Another awesome thing about this rotation is that they provide you with a 3-bedroom house which is only about 5 minutes from the hospital.  The kitchen has everything you need such as a coffee pot, dishes, silverware, and pots and pans.  There is a washer and dryer and even cable.  Previous students have kept a binder full of take-out menus and suggestions for fun things to do around town.  I am from Charleston so to me it was just home, but if you are new to town I suggest getting out and exploring! It is a fun town with a growing food scene!

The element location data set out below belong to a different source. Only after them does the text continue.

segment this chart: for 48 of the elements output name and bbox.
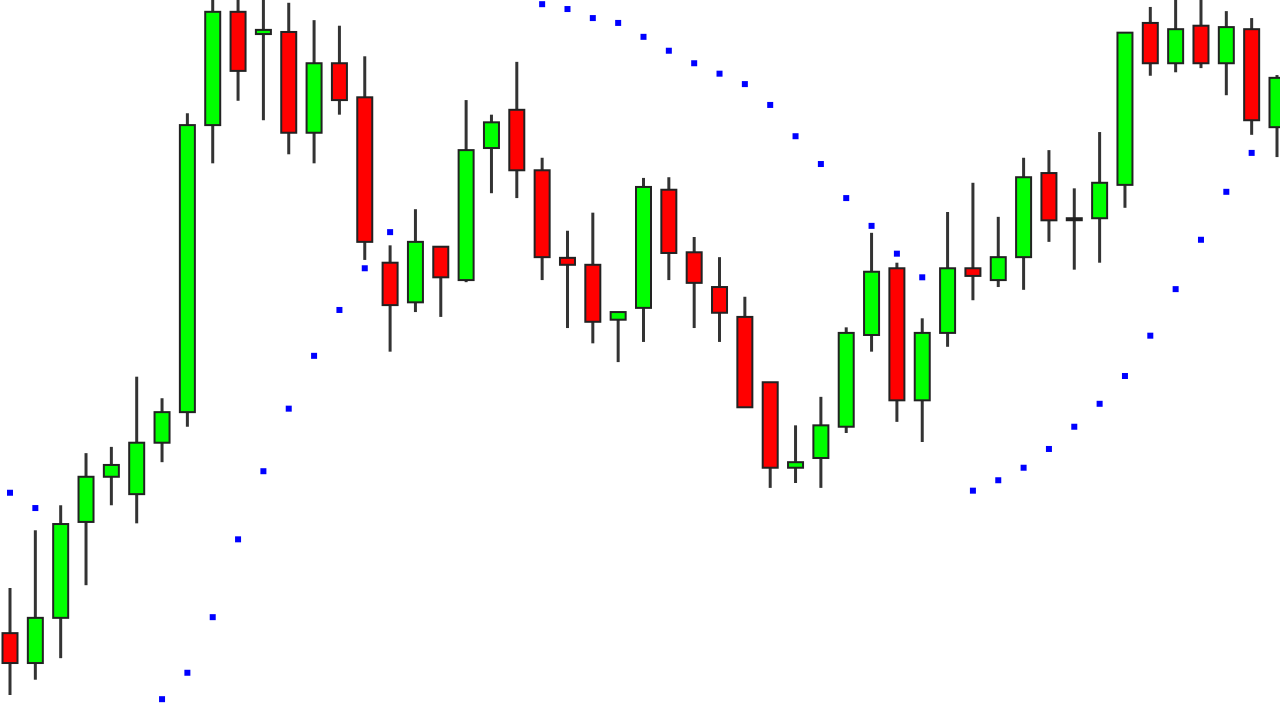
point [285, 405, 292, 412]
point [387, 229, 394, 236]
candlestick [964, 181, 982, 302]
point [995, 477, 1002, 484]
point [260, 468, 267, 475]
point [235, 536, 242, 543]
point [209, 614, 216, 621]
point [716, 70, 723, 77]
point [159, 696, 166, 703]
point [640, 33, 647, 40]
point [1147, 332, 1154, 339]
point [893, 250, 900, 257]
point [767, 101, 774, 108]
point [1045, 445, 1052, 452]
point [564, 6, 571, 13]
point [1096, 400, 1103, 407]
point [843, 195, 850, 202]
candlestick [254, 0, 272, 122]
point [336, 306, 343, 313]
point [665, 47, 672, 54]
candlestick [102, 445, 120, 506]
point [868, 222, 875, 229]
point [311, 352, 318, 359]
point [1197, 236, 1204, 243]
point [792, 133, 799, 140]
candlestick [1065, 188, 1083, 270]
point [184, 669, 191, 676]
candlestick [989, 215, 1007, 289]
point [1071, 423, 1078, 430]
point [32, 505, 39, 512]
point [1248, 149, 1255, 156]
candlestick [787, 425, 805, 484]
point [969, 487, 976, 494]
point [1121, 373, 1128, 379]
point [741, 81, 748, 88]
point [1223, 188, 1230, 195]
point [1020, 464, 1027, 471]
candlestick [558, 230, 576, 330]
point [691, 60, 698, 67]
point [361, 265, 368, 272]
point [589, 15, 596, 22]
point [7, 489, 13, 496]
candlestick [609, 311, 627, 364]
point [1172, 286, 1179, 293]
point [615, 19, 622, 26]
point [539, 1, 546, 8]
point [817, 161, 824, 168]
point [919, 274, 926, 281]
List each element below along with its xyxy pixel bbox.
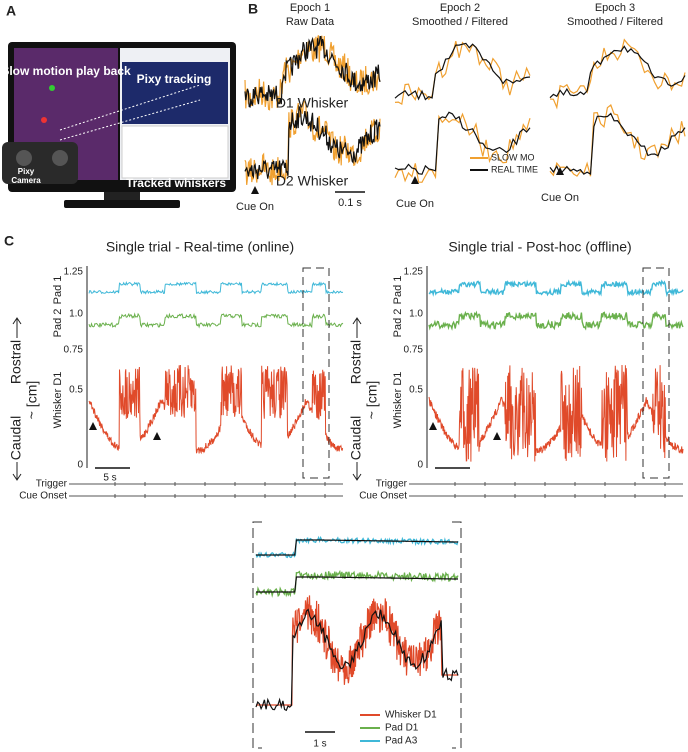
label: D1 Whisker	[276, 95, 349, 111]
label: Pad A3	[385, 736, 418, 747]
trace	[549, 112, 686, 176]
cue-arrow	[411, 176, 419, 184]
trace	[428, 364, 684, 462]
trace	[549, 45, 686, 99]
label: Rostral	[348, 340, 364, 384]
label: Trigger	[36, 479, 68, 490]
trace	[255, 535, 459, 559]
bracket	[252, 521, 462, 749]
monitor	[2, 42, 236, 208]
label: 0	[417, 460, 423, 471]
label: Cue Onset	[19, 491, 67, 502]
camera-label: Camera	[11, 176, 41, 185]
label: ~ [cm]	[364, 381, 380, 420]
trace	[255, 608, 459, 712]
label: 1.25	[64, 267, 84, 278]
trace	[549, 38, 686, 110]
panel-label: C	[4, 233, 14, 249]
screen-label: Tracked whiskers	[126, 176, 226, 190]
label: 0.75	[404, 345, 424, 356]
label: Single trial - Post-hoc (offline)	[448, 239, 631, 255]
trace	[88, 364, 344, 455]
label: Raw Data	[286, 16, 335, 28]
trace	[244, 104, 381, 180]
selection-box	[302, 267, 330, 479]
label: 0.1 s	[338, 197, 362, 209]
label: Pad 2	[392, 309, 404, 338]
label: Cue On	[396, 198, 434, 210]
trace	[88, 281, 344, 295]
label: 0.5	[69, 385, 83, 396]
camera-label: Pixy	[18, 167, 35, 176]
label: 1.0	[409, 309, 423, 320]
label: Pad 2	[52, 309, 64, 338]
trace	[394, 42, 531, 101]
label: Epoch 3	[595, 2, 635, 14]
label: 0	[77, 460, 83, 471]
panel-label: A	[6, 3, 16, 19]
label: Whisker D1	[52, 372, 64, 429]
label: Whisker D1	[385, 710, 437, 721]
trace	[256, 539, 458, 556]
label: 0.5	[409, 385, 423, 396]
trace	[256, 576, 458, 593]
label: REAL TIME	[491, 164, 538, 174]
label: Epoch 1	[290, 2, 330, 14]
label: Trigger	[376, 479, 408, 490]
trace	[394, 112, 531, 183]
label: Caudal	[348, 416, 364, 460]
cue-arrow	[556, 167, 564, 175]
trace	[256, 595, 458, 706]
label: 1 s	[313, 739, 326, 750]
label: Cue On	[236, 201, 274, 213]
label: Pad 1	[392, 276, 404, 305]
trace	[244, 35, 381, 108]
panel-label: B	[248, 1, 258, 17]
label: Whisker D1	[392, 372, 404, 429]
label: 0.75	[64, 345, 84, 356]
trace	[549, 104, 686, 177]
label: 5 s	[103, 473, 116, 484]
trace	[428, 279, 684, 298]
label: Pad 1	[52, 276, 64, 305]
label: Rostral	[8, 340, 24, 384]
label: 1.25	[404, 267, 424, 278]
trace	[394, 40, 531, 106]
screen-label: Pixy tracking	[137, 72, 212, 86]
label: Smoothed / Filtered	[412, 16, 508, 28]
label: Cue On	[541, 192, 579, 204]
label: ~ [cm]	[24, 381, 40, 420]
screen-label: Slow motion play back	[1, 64, 131, 78]
label: D2 Whisker	[276, 173, 349, 189]
direction-arrow	[352, 317, 362, 481]
label: 1.0	[69, 309, 83, 320]
label: Epoch 2	[440, 2, 480, 14]
label: Cue Onset	[359, 491, 407, 502]
trace	[88, 312, 344, 329]
label: Caudal	[8, 416, 24, 460]
trace	[428, 310, 684, 331]
trace	[244, 100, 381, 186]
trace	[394, 111, 531, 175]
cue-arrow	[251, 186, 259, 194]
selection-box	[642, 267, 670, 479]
label: Pad D1	[385, 723, 419, 734]
label: Smoothed / Filtered	[567, 16, 663, 28]
label: Single trial - Real-time (online)	[106, 239, 294, 255]
direction-arrow	[12, 317, 22, 481]
label: SLOW MO	[491, 152, 535, 162]
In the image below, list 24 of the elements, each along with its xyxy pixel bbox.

I am back in Pittsburgh for my rotation at UPMC-Presbyterian for Autopsy so I will blog about that in a week or two!

Monday, May 7, 2018

3rd Rotation, Week 4-Charleston, WV


I am almost half-way through my 3rd rotation at Thomas Memorial Hospital in Charleston, WV.  I have really enjoyed it so far!  The day starts at 7:30 AM (which is earlier than most), I gross until about lunch time and I am typically done by 2:00 PM! I have grossed a couple “new-to-me” specimens such as a mandible for squamous cell carcinoma, a submandibular gland for tumor, and an ear for squamous cell carcinoma! I have also got a lot more placentas, uteri, and colons.  The histotechs normally cut the frozen at Thomas, but they will let you cut them if you ask...so make sure you ask! I have enjoyed the practice, because they get a lot of thyroids for frozen, and besides diagnosing it, I basically do everything from start to finish.  Everyone here is very nice and helpful so I am having a good time.  I am from Charleston so I have enjoyed spending a lot of time with my family…and free home cooked meals every night! 

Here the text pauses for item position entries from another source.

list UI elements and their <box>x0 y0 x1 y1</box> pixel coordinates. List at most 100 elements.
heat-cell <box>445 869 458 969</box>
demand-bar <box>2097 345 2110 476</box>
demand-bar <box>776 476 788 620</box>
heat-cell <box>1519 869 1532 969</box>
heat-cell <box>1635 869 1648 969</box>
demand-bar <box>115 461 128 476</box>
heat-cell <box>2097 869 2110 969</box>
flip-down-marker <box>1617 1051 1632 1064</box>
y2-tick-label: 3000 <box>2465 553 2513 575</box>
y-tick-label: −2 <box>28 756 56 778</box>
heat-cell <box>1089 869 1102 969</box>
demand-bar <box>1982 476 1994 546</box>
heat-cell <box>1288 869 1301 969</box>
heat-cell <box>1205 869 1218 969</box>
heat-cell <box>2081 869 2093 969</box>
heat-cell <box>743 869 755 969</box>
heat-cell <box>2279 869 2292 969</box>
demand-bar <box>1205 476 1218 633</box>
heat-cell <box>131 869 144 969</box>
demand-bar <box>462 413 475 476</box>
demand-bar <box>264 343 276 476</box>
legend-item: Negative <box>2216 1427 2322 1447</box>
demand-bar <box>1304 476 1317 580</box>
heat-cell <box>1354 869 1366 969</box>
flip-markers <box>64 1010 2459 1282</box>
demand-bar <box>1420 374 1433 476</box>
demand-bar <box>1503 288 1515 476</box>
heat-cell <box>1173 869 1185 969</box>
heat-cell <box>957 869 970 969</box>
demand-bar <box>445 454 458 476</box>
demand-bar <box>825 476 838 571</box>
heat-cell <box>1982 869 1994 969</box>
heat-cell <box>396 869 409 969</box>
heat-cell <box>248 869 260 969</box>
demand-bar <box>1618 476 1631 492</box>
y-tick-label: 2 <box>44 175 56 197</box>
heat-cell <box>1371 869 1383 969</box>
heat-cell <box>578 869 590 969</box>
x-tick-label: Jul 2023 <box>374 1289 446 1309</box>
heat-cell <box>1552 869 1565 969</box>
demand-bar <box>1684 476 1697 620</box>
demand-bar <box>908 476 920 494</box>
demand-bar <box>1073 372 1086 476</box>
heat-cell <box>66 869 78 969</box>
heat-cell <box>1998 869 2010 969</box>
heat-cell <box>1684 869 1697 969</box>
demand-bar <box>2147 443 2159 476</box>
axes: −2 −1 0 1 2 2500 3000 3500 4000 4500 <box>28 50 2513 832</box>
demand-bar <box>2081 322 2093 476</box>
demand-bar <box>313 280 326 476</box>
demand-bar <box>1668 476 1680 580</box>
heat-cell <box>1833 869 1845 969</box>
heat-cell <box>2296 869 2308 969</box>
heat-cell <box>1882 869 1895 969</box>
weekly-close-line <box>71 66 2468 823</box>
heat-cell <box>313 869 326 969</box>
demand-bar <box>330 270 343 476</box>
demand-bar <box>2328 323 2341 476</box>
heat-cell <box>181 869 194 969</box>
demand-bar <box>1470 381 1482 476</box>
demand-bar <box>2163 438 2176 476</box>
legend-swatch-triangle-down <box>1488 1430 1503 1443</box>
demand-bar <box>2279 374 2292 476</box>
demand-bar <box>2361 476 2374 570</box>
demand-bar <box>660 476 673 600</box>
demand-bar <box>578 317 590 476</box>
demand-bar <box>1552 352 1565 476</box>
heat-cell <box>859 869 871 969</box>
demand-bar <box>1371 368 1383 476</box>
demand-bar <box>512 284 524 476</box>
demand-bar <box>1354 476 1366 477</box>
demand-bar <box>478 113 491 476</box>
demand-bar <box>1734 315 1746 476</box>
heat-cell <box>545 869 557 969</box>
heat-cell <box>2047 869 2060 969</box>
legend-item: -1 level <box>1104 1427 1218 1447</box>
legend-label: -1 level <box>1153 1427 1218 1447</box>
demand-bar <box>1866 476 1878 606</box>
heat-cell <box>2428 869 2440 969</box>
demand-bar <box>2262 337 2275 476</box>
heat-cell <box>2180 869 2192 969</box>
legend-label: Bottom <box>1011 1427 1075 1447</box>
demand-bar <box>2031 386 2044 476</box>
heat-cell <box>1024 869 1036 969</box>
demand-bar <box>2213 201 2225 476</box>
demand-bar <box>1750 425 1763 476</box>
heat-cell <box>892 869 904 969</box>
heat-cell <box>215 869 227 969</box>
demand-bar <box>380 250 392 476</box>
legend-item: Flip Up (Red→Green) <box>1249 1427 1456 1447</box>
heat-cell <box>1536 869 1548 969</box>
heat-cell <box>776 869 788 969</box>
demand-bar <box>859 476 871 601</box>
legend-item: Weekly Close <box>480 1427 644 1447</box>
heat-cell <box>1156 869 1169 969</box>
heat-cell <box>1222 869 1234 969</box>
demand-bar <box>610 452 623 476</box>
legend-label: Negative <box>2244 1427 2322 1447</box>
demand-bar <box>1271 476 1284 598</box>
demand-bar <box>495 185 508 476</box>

Around the middle of April, I began applying for jobs.  It is still a little early but I thought I might as well start applying for the practice.  I think it will be a long process of finding the right job in the right location.  My husband will graduate from WVU in December as well so it makes it a little more complicated knowing we both need an open position at a job we like, in a city we like.  It is still super exciting to think about either way! I will definitely blog once I have found a job so (much) later in the year I might have some more to share about the job searching process.

I still have 4 weeks here at Thomas, but I can tell I am going to miss it here! I will blog again at the end of the rotation to talk about the second half!